At The Boston Globe, a push for breaking news content on the Metro Desk blog has co-ops and reporters writing small community updates much like Universal Hub, and look to Gaffin’s website for story ideas.
“Usually Adam’s website has something to back up what he’s saying,” said Amanda Cedrone, a part time Globe city desk co-op, who also fills two night reporting shifts a week. “Nothing on the scanner or Twitter is ever for sure, you have to look into it and it can be the complete opposite of what’s actually happening. But things that Adam will post he generally has more evidence for.”
As Twitter broke on the scene, there was more to post about and gave Gaffin a new medium as a Boston news curator, where he as nearly 12,000 followers and has sent out almost 53,000 tweets.
“The interesting thing about Twitter is it’s just this great news source,” he said. “I post a lot more, partly because of Twitter.
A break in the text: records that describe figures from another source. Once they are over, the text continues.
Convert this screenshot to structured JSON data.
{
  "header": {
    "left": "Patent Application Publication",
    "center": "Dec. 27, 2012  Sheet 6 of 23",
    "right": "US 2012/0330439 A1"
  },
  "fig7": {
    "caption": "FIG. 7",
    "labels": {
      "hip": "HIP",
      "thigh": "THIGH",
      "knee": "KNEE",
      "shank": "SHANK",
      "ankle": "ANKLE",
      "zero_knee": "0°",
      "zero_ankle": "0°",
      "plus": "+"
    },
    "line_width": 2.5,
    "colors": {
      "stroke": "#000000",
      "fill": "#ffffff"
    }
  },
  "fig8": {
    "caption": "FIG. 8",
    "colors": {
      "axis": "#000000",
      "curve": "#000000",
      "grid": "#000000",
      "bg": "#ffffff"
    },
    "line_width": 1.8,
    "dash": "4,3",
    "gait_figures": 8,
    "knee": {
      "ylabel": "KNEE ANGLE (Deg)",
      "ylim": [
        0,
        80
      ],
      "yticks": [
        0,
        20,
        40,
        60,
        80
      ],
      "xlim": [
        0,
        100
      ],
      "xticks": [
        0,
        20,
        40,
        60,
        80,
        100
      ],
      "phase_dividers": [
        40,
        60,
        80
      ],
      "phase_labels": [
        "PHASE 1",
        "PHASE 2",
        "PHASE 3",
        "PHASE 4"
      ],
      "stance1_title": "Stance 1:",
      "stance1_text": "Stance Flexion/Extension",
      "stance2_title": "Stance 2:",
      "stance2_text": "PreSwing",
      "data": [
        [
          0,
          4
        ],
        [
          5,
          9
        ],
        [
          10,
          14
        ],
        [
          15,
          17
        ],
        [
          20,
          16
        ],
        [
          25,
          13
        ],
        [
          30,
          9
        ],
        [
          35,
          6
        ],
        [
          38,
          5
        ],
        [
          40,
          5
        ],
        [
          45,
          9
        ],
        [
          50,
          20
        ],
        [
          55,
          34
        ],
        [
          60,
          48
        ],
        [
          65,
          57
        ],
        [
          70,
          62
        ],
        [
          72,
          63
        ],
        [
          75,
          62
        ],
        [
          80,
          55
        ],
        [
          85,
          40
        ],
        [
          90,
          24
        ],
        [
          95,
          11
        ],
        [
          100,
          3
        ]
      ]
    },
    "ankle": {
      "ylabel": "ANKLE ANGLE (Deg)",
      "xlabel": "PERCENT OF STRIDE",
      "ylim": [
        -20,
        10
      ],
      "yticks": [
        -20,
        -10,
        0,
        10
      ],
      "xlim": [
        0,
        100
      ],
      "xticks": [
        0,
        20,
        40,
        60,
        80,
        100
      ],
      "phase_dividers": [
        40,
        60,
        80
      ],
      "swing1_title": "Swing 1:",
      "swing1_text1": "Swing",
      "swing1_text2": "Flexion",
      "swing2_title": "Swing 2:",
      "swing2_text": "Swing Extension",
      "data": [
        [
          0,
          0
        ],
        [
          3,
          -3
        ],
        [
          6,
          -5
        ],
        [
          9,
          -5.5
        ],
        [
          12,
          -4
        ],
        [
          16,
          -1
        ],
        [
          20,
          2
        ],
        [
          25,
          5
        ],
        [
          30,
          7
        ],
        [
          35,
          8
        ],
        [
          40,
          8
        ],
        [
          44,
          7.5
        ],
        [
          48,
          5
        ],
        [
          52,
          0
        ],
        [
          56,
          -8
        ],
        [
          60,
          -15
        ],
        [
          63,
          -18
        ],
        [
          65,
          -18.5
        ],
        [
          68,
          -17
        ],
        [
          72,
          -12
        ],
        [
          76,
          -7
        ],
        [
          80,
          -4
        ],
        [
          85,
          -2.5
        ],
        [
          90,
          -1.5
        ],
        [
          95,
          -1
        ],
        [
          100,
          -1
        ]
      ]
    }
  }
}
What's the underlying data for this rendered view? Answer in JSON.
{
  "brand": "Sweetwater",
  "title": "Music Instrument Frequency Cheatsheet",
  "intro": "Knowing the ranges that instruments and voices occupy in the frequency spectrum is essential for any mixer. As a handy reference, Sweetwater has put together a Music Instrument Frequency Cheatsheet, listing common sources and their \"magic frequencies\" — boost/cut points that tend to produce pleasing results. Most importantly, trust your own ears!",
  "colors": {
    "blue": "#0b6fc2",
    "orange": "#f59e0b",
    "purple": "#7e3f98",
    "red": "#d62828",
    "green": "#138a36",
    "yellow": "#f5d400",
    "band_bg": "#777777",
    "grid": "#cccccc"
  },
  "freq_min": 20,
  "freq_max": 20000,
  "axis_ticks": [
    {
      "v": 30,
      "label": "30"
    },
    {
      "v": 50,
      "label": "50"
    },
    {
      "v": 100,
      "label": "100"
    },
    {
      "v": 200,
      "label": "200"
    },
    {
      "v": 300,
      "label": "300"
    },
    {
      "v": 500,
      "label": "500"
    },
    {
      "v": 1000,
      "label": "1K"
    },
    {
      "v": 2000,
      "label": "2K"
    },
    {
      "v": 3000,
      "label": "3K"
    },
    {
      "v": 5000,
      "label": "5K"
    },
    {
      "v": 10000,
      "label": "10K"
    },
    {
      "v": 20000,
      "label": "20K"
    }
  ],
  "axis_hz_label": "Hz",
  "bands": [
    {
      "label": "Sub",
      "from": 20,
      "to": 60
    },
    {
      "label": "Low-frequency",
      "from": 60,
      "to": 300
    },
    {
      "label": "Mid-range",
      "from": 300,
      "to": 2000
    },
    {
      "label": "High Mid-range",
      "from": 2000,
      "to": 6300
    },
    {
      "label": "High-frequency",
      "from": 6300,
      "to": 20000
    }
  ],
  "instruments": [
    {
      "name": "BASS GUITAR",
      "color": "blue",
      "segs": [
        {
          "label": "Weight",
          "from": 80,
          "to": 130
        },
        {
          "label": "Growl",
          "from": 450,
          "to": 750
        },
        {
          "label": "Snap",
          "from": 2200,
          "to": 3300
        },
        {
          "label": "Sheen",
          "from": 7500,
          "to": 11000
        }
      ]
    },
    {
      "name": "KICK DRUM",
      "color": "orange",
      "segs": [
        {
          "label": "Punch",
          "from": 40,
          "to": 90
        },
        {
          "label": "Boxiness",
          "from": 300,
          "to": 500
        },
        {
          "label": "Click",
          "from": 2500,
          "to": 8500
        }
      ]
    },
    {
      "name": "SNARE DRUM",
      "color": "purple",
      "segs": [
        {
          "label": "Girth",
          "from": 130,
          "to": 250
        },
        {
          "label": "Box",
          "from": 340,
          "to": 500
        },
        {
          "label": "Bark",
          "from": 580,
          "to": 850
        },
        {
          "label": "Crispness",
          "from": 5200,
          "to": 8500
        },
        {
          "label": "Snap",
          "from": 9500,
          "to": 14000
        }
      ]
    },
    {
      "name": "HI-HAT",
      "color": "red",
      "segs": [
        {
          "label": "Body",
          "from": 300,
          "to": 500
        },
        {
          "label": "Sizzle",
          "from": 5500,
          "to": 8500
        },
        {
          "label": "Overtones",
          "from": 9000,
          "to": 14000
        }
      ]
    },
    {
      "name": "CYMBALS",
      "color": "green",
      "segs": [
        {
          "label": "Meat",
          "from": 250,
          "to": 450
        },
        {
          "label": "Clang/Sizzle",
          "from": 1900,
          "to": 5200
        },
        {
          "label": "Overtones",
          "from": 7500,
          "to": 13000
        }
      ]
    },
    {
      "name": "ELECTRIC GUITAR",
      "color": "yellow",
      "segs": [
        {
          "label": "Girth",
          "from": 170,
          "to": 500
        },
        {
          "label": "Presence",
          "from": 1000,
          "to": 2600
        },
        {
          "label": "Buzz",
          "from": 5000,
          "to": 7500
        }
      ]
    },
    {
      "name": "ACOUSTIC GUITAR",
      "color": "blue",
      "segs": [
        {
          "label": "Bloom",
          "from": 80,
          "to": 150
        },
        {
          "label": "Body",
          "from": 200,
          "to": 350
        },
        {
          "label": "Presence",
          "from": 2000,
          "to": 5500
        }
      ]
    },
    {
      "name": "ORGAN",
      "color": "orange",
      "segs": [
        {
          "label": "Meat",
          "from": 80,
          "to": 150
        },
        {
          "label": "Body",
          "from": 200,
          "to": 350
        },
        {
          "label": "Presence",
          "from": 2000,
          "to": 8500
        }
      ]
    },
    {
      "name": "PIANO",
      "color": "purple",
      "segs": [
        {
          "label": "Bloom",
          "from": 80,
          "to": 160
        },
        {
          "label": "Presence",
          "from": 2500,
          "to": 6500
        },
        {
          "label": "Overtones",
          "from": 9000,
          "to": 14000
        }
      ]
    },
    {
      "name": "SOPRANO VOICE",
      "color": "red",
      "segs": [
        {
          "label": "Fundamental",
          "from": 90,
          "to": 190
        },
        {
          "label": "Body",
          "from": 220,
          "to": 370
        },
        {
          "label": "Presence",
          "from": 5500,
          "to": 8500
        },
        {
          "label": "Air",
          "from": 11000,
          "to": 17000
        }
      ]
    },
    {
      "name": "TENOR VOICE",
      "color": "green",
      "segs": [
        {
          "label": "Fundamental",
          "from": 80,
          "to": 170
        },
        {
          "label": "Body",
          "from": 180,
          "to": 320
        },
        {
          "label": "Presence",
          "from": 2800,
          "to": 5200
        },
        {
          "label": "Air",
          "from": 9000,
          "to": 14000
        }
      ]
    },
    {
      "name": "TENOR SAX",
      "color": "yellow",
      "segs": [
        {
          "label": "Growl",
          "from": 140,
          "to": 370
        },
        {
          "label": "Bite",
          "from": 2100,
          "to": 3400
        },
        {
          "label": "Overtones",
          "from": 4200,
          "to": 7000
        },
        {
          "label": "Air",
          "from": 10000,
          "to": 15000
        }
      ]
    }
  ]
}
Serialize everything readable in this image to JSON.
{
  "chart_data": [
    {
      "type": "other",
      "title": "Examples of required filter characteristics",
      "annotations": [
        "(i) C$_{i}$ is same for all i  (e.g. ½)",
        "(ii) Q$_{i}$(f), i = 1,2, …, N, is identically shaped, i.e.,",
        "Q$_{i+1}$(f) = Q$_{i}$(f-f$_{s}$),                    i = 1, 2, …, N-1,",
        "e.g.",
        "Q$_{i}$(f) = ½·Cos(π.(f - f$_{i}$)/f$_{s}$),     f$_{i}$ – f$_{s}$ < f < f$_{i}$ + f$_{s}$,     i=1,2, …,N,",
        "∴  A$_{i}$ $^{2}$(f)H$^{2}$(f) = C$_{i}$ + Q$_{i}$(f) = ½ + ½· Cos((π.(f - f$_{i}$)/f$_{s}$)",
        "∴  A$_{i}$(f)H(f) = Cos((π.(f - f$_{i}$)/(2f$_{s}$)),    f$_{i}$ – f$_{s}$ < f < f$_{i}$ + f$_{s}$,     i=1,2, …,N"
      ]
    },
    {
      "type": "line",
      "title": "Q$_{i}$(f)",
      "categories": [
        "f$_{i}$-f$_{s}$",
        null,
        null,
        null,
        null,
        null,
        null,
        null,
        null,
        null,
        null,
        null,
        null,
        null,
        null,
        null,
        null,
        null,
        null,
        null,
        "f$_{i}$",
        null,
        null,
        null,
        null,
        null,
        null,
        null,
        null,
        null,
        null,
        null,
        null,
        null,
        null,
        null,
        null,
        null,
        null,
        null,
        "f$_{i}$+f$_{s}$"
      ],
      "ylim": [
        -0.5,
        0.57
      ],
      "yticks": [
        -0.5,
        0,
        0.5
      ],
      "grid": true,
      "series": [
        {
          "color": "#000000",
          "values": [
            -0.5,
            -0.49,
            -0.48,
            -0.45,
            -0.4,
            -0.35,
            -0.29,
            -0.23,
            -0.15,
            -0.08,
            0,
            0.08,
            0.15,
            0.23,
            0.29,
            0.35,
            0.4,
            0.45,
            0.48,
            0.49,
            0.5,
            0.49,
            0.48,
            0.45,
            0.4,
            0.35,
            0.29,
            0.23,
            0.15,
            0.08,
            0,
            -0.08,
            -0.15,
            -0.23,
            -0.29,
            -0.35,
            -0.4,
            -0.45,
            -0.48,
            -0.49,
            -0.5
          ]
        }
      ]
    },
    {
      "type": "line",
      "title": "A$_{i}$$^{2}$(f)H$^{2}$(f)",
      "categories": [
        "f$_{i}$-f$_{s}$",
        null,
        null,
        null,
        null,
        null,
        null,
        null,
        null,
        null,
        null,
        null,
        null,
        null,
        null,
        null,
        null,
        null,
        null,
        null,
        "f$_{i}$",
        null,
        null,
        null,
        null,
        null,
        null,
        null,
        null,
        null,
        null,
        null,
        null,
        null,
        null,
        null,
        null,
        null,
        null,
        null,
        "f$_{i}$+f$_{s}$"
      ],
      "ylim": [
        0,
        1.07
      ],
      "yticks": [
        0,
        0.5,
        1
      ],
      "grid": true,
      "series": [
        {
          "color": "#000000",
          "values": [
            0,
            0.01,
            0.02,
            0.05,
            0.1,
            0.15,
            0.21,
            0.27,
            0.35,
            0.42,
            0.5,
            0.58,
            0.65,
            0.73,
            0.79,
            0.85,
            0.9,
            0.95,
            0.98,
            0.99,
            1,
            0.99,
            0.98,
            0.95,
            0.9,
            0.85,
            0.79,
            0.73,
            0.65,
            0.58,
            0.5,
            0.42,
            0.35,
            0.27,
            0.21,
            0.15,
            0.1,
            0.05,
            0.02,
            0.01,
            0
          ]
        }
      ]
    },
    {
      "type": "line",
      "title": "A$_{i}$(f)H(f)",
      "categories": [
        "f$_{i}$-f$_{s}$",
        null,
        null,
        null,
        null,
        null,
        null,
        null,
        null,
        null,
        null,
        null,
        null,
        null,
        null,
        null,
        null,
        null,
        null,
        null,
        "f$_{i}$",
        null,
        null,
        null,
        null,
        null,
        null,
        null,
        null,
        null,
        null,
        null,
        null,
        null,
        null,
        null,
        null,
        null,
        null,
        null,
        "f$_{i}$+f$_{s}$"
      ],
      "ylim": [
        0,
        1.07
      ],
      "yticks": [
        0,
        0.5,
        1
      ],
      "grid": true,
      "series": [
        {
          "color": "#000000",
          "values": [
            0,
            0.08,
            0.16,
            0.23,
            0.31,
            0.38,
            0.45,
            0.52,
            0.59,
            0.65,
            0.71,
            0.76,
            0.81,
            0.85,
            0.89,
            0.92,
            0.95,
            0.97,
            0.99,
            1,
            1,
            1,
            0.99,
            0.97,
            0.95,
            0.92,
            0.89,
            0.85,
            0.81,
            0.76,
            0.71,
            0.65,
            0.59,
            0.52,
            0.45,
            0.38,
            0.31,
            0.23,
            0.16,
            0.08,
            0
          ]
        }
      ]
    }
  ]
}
When something breaks, before I was relying on blogs and people that don’t tend to do [report] in real time.”
Gaffin said he is still learning the kinks of Twitter, though. While he constantly retweets what people notice around the city (and instinctively tag him in), he will also tweet what he hears over the emergency services scanners. At times there can be a spread of misinformation, and he said the same journalistic principles apply online – verify before reporting.
The culture of Twitter has also made way for citizen journalists, allowing Gaffin to sit at home or in a Panera Bread and report what is happening in real time without being on the scene.
“Everyone walks around with a camera now; everyone is essentially a reporter,” he said. “News is a two-way conversation. There’s still a role for editors and journalists because it’s like a wire feed; you’re getting a vast amount of stuff and you still have to filter it.”
With the background of a journalist, Gaffin said he has faced issues trying to monetize the website, and earns his income from not only the website, but helping companies and individuals use the content management system Universal Hub runs on, Drupal. Ideally, he will be able to hire an advertising representative in the future, but that poses the problem of having to pay another person, which he can’t afford to do quite yet.
“The advertising is a completely different skill,” he said. “You have to deal with rejection a lot more. With advertising, you make a lot of calls and knock on a lot of doors.”
Because Gaffin is the only person behind Universal Hub, the site has developed a different feel, focusing on crime and the idiosyncrasies of Boston. He admitted he is a sucker for any animal story, and people will go out of their way to Tweet or email him about it, and his name has become synonymous with Universal Hub.
“He has such a wide readership that people will go to him first,” Keith said. “He has become the de facto source for community led, or community based, media.”